The Assessee company, engaged in the business of import of Edible Oil and Pulses and export of Agro Commodities, Iron ore etc, had filed its return declaring total income of Rs.2,93,51,430/-, which was subsequently revised to Rs.2,96,16,994/-. In the said return, deductions of Rs.3,68,38,770/- and Rs.5,04,44,366/- were claimed by assessee u/s 80IA and 80IB respectively in respect of profits derived from its stand-alone warehouses. According to AO however, 'warehouse' per se was not an infrastructure facility as defined in Explanation below Section 80IA(4), inasmuch as, the legislature in its wisdom had included a port and not a stand-alone warehouse in the definition of the 'infrastructure facility'. He also referred in this regard to the definition of 'warehouse' given in the Customs Act and held that the stand-alone warehouse thus was neither a Customs Freight Station nor an Inland Container Depot and the same, therefore, could not be treated as a "port infrastructure" within the meaning of Explanation below to Section 80IA. He accordingly disallowed the deduction claimed by assessee u/s 80IA(4) in respect of profits derived from its warehouses.

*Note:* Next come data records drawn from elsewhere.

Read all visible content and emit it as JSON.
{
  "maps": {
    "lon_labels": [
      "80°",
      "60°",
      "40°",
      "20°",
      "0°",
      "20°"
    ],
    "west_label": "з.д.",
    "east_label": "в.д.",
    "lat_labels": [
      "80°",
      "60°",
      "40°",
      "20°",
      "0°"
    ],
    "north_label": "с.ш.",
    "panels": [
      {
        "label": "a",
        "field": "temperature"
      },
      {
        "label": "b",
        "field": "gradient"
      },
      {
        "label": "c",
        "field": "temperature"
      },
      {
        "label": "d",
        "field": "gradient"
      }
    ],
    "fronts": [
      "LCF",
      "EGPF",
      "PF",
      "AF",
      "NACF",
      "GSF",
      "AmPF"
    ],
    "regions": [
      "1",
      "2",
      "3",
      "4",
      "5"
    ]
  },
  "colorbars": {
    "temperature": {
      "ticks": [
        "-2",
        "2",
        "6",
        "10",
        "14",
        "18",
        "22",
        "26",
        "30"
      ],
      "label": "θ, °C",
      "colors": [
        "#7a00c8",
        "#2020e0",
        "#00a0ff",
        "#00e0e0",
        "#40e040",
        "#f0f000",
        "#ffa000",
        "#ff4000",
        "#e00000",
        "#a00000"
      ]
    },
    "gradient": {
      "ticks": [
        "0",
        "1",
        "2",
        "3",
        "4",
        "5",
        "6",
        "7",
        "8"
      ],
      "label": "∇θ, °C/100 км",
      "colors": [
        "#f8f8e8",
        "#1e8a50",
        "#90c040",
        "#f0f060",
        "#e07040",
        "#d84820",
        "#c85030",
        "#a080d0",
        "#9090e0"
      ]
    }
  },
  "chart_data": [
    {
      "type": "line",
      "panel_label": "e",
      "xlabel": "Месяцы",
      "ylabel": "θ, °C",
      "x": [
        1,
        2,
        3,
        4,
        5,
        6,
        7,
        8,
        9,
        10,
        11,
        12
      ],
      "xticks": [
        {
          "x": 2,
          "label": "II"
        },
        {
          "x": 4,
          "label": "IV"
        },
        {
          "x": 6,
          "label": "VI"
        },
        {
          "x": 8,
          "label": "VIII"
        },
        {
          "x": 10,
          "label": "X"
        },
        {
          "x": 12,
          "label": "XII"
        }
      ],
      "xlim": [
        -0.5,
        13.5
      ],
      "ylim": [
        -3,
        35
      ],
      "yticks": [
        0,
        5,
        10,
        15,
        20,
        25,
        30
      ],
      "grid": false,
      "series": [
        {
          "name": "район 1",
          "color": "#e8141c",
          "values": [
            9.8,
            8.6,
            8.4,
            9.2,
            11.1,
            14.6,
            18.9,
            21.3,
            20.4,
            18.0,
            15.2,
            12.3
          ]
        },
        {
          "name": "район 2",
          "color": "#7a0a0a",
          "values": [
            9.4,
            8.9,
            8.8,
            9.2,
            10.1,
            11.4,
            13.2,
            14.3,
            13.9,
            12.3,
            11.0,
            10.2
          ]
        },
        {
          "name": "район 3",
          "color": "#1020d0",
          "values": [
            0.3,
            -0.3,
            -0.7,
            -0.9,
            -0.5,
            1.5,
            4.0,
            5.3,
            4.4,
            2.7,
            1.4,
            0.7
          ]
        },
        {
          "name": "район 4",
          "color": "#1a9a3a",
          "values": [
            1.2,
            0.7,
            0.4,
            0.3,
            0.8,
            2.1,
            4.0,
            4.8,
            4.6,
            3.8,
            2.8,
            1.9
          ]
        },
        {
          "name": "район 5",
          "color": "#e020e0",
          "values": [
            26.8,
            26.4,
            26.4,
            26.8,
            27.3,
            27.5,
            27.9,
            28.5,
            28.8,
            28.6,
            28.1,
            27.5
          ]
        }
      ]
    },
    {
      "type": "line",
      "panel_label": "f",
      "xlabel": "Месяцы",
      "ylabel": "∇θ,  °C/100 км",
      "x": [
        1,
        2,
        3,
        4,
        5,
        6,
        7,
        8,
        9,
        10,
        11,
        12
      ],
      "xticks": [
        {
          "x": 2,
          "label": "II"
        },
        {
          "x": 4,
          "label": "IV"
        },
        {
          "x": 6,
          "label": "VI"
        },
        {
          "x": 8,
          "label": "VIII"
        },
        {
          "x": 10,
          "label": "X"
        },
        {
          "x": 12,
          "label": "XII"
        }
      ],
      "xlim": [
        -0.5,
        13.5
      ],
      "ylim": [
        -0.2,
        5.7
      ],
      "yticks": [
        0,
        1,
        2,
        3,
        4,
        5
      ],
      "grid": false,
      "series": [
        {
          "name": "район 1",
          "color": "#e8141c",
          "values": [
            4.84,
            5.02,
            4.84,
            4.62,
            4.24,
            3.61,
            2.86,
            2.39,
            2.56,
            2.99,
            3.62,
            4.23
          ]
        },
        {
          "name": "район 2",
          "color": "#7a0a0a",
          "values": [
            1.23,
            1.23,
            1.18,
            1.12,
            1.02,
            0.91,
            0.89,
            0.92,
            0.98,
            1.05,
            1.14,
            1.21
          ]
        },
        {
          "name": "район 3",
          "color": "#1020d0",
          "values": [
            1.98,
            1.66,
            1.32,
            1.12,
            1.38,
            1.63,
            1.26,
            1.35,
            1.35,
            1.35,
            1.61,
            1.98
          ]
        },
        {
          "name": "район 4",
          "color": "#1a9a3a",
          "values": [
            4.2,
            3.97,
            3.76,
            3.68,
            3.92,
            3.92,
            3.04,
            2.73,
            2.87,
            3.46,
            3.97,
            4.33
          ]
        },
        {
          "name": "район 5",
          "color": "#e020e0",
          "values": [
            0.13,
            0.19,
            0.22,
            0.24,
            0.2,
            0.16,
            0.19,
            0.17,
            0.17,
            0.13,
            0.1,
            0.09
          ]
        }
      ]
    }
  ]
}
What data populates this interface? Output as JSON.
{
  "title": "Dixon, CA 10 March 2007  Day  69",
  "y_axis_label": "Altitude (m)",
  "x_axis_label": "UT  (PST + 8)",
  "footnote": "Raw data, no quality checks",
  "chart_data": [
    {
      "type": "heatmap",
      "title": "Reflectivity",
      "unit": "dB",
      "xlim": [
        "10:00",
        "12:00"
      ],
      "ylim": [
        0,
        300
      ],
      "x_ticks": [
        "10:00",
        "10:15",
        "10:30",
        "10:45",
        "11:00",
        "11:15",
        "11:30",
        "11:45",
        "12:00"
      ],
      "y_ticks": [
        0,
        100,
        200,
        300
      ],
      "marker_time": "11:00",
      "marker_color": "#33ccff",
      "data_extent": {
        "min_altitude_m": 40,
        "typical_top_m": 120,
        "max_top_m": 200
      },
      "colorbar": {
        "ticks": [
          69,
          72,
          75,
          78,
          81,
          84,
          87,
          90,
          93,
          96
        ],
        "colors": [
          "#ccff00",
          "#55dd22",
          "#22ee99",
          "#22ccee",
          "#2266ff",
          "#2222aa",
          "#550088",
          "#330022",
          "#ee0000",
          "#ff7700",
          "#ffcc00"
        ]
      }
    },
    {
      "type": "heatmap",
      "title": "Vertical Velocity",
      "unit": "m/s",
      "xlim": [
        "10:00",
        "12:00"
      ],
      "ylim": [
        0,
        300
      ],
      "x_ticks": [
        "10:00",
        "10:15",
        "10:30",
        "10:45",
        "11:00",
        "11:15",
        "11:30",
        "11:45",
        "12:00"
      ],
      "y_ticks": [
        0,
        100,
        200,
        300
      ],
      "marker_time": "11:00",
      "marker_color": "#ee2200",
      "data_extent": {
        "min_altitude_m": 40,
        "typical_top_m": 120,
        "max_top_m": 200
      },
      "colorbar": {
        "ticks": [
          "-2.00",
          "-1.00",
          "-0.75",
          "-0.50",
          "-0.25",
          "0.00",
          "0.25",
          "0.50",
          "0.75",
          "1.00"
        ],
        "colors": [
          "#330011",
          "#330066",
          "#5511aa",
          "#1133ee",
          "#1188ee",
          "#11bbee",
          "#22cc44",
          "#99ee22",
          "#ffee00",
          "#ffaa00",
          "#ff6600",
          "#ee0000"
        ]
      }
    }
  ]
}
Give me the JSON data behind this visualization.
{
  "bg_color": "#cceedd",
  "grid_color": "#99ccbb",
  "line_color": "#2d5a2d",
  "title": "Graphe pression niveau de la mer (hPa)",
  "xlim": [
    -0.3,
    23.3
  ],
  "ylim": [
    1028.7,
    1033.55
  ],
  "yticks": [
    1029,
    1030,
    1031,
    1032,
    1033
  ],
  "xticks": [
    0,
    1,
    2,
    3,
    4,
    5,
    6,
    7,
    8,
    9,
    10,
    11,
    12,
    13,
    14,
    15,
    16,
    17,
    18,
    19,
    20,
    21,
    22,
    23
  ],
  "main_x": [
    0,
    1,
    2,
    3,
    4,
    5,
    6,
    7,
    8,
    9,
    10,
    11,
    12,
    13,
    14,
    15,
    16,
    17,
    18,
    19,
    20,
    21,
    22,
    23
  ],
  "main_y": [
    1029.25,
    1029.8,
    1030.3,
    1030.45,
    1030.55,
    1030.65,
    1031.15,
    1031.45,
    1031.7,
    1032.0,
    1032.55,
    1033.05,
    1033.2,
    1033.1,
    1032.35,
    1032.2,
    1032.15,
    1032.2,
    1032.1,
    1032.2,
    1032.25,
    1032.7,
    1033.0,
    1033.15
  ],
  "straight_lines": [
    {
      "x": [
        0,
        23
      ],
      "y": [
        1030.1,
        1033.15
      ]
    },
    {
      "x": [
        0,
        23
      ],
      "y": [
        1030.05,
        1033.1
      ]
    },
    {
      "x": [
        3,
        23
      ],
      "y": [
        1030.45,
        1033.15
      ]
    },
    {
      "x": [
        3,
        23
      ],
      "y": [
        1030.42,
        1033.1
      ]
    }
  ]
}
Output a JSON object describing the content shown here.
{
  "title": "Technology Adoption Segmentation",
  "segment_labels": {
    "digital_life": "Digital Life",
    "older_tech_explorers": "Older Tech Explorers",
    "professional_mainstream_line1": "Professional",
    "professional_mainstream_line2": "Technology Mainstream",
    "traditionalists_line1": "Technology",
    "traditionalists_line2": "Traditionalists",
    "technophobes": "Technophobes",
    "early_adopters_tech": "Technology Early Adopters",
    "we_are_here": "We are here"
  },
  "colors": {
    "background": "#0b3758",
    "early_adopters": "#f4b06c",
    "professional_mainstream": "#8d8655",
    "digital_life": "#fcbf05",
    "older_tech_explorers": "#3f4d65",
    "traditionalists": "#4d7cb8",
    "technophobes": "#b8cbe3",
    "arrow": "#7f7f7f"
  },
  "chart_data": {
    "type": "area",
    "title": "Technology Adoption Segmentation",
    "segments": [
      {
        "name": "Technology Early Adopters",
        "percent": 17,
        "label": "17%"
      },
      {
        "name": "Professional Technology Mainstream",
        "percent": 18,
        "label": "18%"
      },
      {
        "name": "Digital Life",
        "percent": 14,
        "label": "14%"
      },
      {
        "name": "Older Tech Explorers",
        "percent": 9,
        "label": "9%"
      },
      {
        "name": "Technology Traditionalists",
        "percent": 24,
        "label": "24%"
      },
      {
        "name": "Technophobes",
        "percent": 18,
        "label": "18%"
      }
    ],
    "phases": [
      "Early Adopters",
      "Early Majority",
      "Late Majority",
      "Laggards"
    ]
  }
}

As regards the claim of assessee for deduction u/s 80IB(11A), the AO found that the same was claimed by assessee in respect of one Division situated under Visakhapatnam Port Trust and the other Division situated under Kolkata Port Trust. He also found that in both these Divisions, the assessee had used its own warehouses for storage of its own foodgrains and there were no such services provided by the assessee to any third party or outside party. According to him, the assessee-company thus had computed only the notional profit in respect of these two Divisions for the purpose of claiming deduction u/s 80IB(11A), which was not correct. He accordingly also disallowed the claim of assessee for deduction u/s 80IB(11A). On appeal, the FAA deleted the disallowance made by AO on account of assessee's claim for deductions u/s 80IA and 80IB.

Tribunal held that,

++ as far as deduction u/ss 80IA & 80IB are concerned, the the Revenue has challenged the decision of FAA in allowing the claim of the assessee for deduction u/s 80IA in respect of the profits derived from stand alone warehouses on the specific ground that the definition of infrastructural facility provided in Explanation to section 80IA does not include stand alone warehouses. The said definition of "infrastructure facility", however, includes 'Port' and as clarified by the CBDT in its Circular No. 10 of 2005, structures at the Port for storage, loading and unloading, etc. will be included in the definition of "Port" for the purpose of section 80IA, if the concerned Port Authority has issued a certificate that the said structures formed part of the Port. In the assessee's case, such certificate has been issued by the Visakhapatnam Port Trust certifying that this storage sheds constructed by the assessee company on the lease land were part and parcel of the Port for the infrastructure facility at Visakhapatnam. Keeping in view the said certificate as well as the Circular No. 10 of 2005 issued by the CBDT, the profit derived by assessee company from its stand alone warehouses was entitled for deduction u/s 80IA;

++ as regards the relief allowed by FAA by directing the AO to allow the claim of the assessee for deduction u/s 80IB in respect of profit derived from the business of handling, storage and transportation of food grains, it is observed that the same is challenged by the Revenue on the ground that such business was not carried on by the assessee-company with any outside or third party and it was, therefore, not eligible for deduction on notional profit claimed to have been derived from the said business. As rightly contended by the AR, this issue is squarely covered in favour of the assessee by the decision of the Calcutta High Court in the case of ITC Limited, wherein it was held that the claim made by assessee for deduction u/s 80IA in respect of profit derived from the business of generation of power could not be denied merely because power generated by the assessee was in its entirety consumed by other business of the assessee and was not sold to outsiders. Respectfully following the said decision of jurisdictional High Court, the order of FAA in allowing the claim of assessee for deduction u/s 80IB is upheld.